Depending on the location, grocery stores may be included in mixed-use projects, but Shah says they need a large resident bases to be successful, “so you tend to see them more in urban and exurban areas rather than a mixed-use development in outer suburbs or that lean heavy on offices and hotels.”
Given the outperformance of grocery-anchored retail since the pandemic, “the foot traffic that the grocers generate drives visitations to these centers overall,” says Ferroni. He notes that where a grocery-anchored shopping center has excess land, investors may evaluate the viability of developing a multifamily rental component on the site to add vibrancy to the property and diversify their income streams.

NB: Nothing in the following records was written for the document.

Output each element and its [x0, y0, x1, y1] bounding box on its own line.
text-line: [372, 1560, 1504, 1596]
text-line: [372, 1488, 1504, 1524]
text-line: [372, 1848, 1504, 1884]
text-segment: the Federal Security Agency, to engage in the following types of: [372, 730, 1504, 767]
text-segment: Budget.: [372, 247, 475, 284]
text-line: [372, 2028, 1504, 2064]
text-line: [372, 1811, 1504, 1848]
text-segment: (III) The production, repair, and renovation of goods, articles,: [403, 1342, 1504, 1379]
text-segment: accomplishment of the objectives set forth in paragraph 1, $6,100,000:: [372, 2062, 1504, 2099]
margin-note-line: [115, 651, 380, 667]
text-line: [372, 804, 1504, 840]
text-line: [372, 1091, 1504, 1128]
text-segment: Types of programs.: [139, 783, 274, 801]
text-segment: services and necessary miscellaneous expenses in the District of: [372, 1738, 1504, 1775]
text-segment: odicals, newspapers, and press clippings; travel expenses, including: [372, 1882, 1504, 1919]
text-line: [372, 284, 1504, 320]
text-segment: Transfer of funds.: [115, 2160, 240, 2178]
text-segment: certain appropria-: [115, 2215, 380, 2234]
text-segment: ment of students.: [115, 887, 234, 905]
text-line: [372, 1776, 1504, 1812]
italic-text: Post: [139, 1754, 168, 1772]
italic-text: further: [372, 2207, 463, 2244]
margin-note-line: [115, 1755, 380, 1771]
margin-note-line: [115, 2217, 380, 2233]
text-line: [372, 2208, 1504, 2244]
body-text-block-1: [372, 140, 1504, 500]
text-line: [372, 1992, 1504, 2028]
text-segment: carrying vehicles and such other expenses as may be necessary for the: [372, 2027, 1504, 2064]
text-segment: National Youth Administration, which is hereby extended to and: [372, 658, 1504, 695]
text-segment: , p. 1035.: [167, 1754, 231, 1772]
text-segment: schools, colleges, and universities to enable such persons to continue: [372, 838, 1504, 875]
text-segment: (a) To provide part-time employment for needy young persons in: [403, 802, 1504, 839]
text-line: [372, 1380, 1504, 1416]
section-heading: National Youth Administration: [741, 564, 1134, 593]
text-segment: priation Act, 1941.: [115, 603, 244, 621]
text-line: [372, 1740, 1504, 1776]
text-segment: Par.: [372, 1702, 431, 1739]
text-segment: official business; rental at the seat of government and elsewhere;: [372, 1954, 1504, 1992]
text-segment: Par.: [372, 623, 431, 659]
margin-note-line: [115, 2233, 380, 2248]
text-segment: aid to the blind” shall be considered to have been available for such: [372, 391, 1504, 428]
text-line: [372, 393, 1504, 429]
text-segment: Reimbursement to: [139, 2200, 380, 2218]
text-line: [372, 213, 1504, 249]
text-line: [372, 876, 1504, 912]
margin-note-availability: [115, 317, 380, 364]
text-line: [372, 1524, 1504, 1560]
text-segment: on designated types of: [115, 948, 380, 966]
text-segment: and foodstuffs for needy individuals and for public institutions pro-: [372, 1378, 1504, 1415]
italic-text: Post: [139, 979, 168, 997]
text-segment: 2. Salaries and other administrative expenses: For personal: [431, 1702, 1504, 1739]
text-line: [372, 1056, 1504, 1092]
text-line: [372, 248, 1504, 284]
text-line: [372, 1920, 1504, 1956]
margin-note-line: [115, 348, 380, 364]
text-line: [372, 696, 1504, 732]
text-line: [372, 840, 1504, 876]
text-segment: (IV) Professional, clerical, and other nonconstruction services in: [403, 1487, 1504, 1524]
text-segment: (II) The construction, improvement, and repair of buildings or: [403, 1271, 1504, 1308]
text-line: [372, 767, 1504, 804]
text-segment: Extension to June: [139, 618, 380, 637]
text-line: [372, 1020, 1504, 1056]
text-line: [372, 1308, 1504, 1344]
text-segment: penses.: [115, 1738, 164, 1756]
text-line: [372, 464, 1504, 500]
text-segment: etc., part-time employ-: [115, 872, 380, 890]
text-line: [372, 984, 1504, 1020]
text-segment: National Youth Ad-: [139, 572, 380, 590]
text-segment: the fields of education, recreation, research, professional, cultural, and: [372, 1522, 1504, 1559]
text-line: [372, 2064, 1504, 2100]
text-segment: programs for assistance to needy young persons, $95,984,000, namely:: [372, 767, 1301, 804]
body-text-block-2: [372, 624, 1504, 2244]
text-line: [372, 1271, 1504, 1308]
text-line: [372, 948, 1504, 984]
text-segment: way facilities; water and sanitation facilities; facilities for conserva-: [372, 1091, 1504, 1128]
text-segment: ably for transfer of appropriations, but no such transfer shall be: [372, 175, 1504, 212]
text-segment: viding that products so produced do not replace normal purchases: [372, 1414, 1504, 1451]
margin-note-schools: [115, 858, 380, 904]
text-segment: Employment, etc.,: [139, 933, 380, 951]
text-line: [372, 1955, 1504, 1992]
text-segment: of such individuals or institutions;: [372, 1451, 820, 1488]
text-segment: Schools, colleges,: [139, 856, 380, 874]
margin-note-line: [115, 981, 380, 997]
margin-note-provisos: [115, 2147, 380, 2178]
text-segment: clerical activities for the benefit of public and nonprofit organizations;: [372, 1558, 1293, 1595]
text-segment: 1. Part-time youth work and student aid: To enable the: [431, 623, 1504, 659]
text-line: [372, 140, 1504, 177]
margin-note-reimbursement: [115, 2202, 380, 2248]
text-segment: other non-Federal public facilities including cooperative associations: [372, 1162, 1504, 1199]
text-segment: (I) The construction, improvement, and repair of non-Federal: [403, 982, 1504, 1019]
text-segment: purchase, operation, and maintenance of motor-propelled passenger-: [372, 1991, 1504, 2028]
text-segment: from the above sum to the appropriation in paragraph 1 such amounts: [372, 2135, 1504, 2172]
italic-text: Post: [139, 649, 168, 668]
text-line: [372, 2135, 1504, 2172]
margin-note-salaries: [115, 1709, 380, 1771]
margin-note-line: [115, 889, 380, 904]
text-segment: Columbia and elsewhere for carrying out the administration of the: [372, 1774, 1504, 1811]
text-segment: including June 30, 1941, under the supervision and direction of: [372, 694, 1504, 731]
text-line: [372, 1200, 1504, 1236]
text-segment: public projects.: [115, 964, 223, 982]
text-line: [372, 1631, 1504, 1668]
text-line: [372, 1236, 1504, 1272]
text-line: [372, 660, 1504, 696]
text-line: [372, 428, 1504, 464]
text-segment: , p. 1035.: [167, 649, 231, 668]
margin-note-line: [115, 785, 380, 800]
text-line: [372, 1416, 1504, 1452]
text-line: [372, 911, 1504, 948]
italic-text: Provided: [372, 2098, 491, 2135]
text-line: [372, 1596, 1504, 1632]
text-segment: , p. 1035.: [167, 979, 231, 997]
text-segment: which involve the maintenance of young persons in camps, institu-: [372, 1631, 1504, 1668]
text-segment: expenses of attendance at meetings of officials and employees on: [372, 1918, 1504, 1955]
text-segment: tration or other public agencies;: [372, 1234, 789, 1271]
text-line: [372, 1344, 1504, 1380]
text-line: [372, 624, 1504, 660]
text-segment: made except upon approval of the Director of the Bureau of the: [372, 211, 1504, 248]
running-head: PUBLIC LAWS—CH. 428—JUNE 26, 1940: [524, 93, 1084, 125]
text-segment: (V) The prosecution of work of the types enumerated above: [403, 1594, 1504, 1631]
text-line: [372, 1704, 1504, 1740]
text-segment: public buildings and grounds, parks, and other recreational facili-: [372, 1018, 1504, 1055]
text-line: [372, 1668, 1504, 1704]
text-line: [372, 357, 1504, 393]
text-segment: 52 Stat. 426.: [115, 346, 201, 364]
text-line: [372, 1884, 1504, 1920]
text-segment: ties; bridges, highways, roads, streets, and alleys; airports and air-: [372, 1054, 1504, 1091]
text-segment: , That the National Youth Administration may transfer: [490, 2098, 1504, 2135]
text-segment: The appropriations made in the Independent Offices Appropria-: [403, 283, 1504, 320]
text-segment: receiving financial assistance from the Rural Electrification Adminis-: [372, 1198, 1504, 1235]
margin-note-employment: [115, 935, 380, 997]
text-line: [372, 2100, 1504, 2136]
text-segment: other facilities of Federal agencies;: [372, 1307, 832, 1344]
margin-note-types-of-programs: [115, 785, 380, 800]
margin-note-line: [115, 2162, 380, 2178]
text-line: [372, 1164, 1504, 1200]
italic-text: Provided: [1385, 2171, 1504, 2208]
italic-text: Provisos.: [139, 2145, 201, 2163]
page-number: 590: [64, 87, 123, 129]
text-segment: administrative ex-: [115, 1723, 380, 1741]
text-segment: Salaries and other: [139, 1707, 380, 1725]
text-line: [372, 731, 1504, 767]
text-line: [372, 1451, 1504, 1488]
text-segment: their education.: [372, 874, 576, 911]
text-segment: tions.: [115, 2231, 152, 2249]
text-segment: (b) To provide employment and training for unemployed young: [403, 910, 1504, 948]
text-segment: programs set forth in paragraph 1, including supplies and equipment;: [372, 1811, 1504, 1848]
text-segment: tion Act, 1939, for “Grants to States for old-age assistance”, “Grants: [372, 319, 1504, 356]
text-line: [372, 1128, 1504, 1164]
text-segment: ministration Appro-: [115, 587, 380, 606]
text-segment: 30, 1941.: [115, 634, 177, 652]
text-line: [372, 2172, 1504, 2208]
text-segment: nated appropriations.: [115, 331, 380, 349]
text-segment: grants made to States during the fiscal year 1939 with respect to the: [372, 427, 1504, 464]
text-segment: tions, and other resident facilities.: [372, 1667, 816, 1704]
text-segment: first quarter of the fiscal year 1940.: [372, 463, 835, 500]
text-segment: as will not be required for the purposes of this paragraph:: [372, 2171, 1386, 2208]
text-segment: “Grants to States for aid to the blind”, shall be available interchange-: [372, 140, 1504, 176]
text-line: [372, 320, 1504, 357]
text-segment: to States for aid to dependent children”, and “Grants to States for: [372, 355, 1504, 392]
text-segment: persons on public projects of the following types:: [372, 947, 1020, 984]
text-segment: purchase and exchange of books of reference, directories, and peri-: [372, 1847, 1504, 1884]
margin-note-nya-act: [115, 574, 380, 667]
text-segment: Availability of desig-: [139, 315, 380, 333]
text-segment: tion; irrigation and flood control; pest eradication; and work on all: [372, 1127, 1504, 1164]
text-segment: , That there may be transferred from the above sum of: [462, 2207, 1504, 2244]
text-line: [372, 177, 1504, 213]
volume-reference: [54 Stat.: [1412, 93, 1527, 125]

In one such example, the aging Brodie Oaks Shopping Center in South Austin, which is anchored by a Sprouts Farmers Market, is undergoing a $1-billion redevelopment and expansion to create a mixed-used district on 36.7 acres of land that will include 1,600 residential units and 1.1 million sq. ft. of office space, restaurants, retail and a hotel, as well as 13.7 acres of open space.
However, any mixed-use project must be developed with a keen eye to what the built environment will feel like once it’s completed, according to Shah. Otherwise, the project can end up feeling sterile and fail to create a sense of place. “To make mixed-use developments feel authentic, you have to be aware of where you’re building and what that community needs.”